Ideally, I'd like to use paste, the same way as tee, however it gives me the error:

$ paste >(cat -) >(cat -) </etc/hosts
paste: /dev/fd/63: Permission denied
kenorb
  • 20,988
  • 1
    @DavidFoerster Entire stream will give different checksum, I need the checksum generated for each line. I've used md5sum to simplify the script, my original use case was to find partial SHA conflicts by: alias calc_sha="php -r 'while(\$line = fgets(STDIN)){ echo substr(sha1(strtok(\$line, PHP_EOL)), 6, 9) . PHP_EOL; };'" in large list of IDs (but it's the topic for another question), so ideally I'd like to not invoke separate instances for performance reasons, but work with streams. But any information about dealing with multiple streams is useful. – kenorb Mar 04 '18 at 21:03
  • @kenorb: Ah, my mistake! I thought you were running md5sum -c in "check" mode for some reason.
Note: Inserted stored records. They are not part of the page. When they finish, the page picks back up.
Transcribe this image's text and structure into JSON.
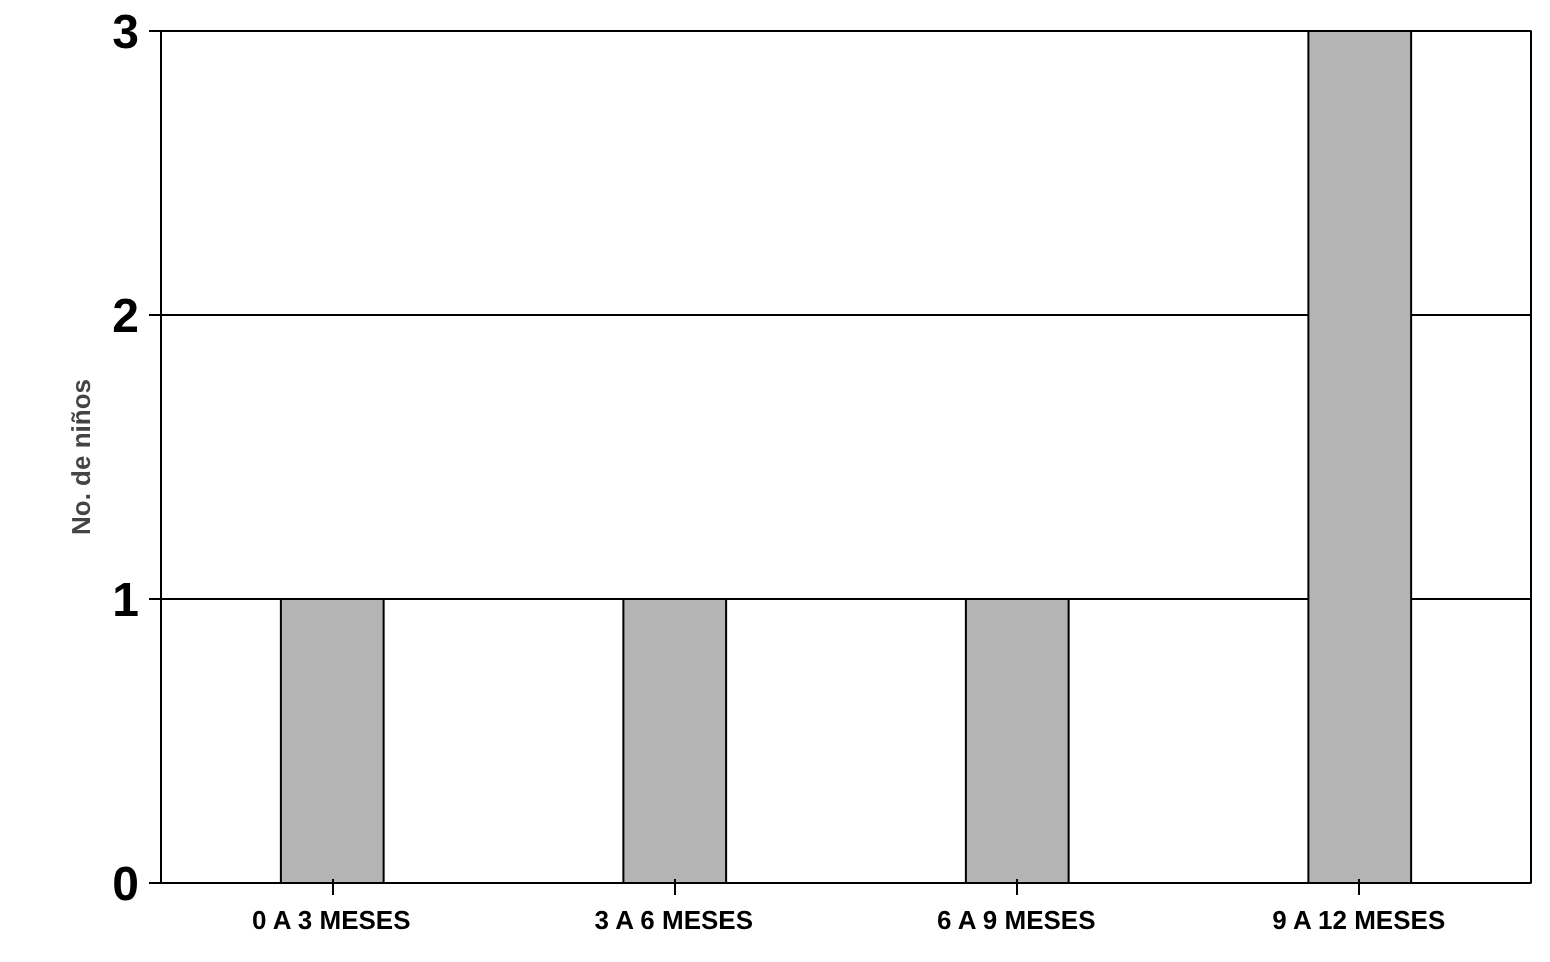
{
  "chart_data": {
    "type": "bar",
    "ylabel": "No. de niños",
    "categories": [
      "0 A 3 MESES",
      "3 A 6 MESES",
      "6 A 9 MESES",
      "9 A 12 MESES"
    ],
    "values": [
      1,
      1,
      1,
      3
    ],
    "color": "#b4b4b4",
    "ylim": [
      0,
      3
    ],
    "yticks": [
      0,
      1,
      2,
      3
    ],
    "grid": "y"
  }
}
Although I would still find it more readable and cleaner do define an equivalent function instead of an alias. – David Foerster Mar 04 '18 at 23:19

3 Answers3

8

If you want to display two things side by side you could just use printf for formatted printing.

#!/bin/bash
sort "$1" | uniq | while read line; do
    md5=$(md5sum <<< "$line")
    printf "%s %s\n" "$md5" "$line"
done 
times
terdon
  • 242,166
Captain Wobbles
  • 366
  • 1
  • 5
5

A couple of Perl approaches:

  1. Use Perl to get the md5sum

    $ perl -ne 'BEGIN{  
                    use Digest::MD5  qw(md5_hex)
                } 
                $k{$_}=md5_hex("$_"); 
                END{
                    print "$k{$_} - $_" for sort keys(%k)
                }' file
    5c2ce561e1e263695dbd267271b86fb8 - line 1
    83e7cfc83e3d1f45a48d6a2d32b84d69 - line 2
    0f2d633163ca585e5fc47a510e60f1ff - line 3
    73bb3632fc91e9d1e1f7f0659da7ec5c - line 4
    d82912361d84a675530f5e32aa6eeda1 - line 5
    

    And yes, this is a one liner:

    perl -ne 'BEGIN{use Digest::MD5  qw(md5_hex)} $k{$_}=md5_hex("$_"); END{print "$k{$_} - $_" for sort keys(%k)}' file
    

    This should be much faster than doing this sort of processing in the shell.

  2. Use a system call

    $ perl -lne 'chomp($md=`md5sum <<<"$_"`); print "$md $_" if !$seen{$_}++' file
    83e7cfc83e3d1f45a48d6a2d32b84d69  - line 2
    0f2d633163ca585e5fc47a510e60f1ff  - line 3
    d82912361d84a675530f5e32aa6eeda1  - line 5
    73bb3632fc91e9d1e1f7f0659da7ec5c  - line 4
    5c2ce561e1e263695dbd267271b86fb8  - line 1
    
terdon
  • 242,166
  • 2
    Your 2, part has several issues, like need a zsh-compatible sh for <<<, is an ACE vulnerability ($_ interpreted as shell code!), and of course is going to be even less efficient than a while read loop as you're also running one shell per line (not even one unique line) in addition to one md5sum. – Stéphane Chazelas Mar 05 '18 at 12:01
  • @StéphaneChazelas indeed. Ibasically added it for fun and because the OP was using the external command. I'd use option 1 myself or, even better, your much simplified version. – terdon Mar 05 '18 at 12:16
2

Going for a while read loop has many of the issues mentioned at Why is using a shell loop to process text considered bad practice?

Here, I'd use perl:

sort -u < "$file" | perl -MDigest::MD5=md5_hex -lpe '
  $_ = md5_hex($_) . " - " . $_'

Your more general question looks like a duplicate of or variation on tee + cat: use an output several times and then concatenate results

Note that it's not because two lines sort the same (meaning sort -u retains only one) that they will be identical and have the same MD5 checksum. You may want to use LC_ALL=C sort -u for the sorting and uniquing to be based on a byte-to-byte comparison as opposed to strcoll() (also beware some sort implementations could choke on non-text input which in the C locale would still include too-long lines, unterminated lines or lines containing NUL characters).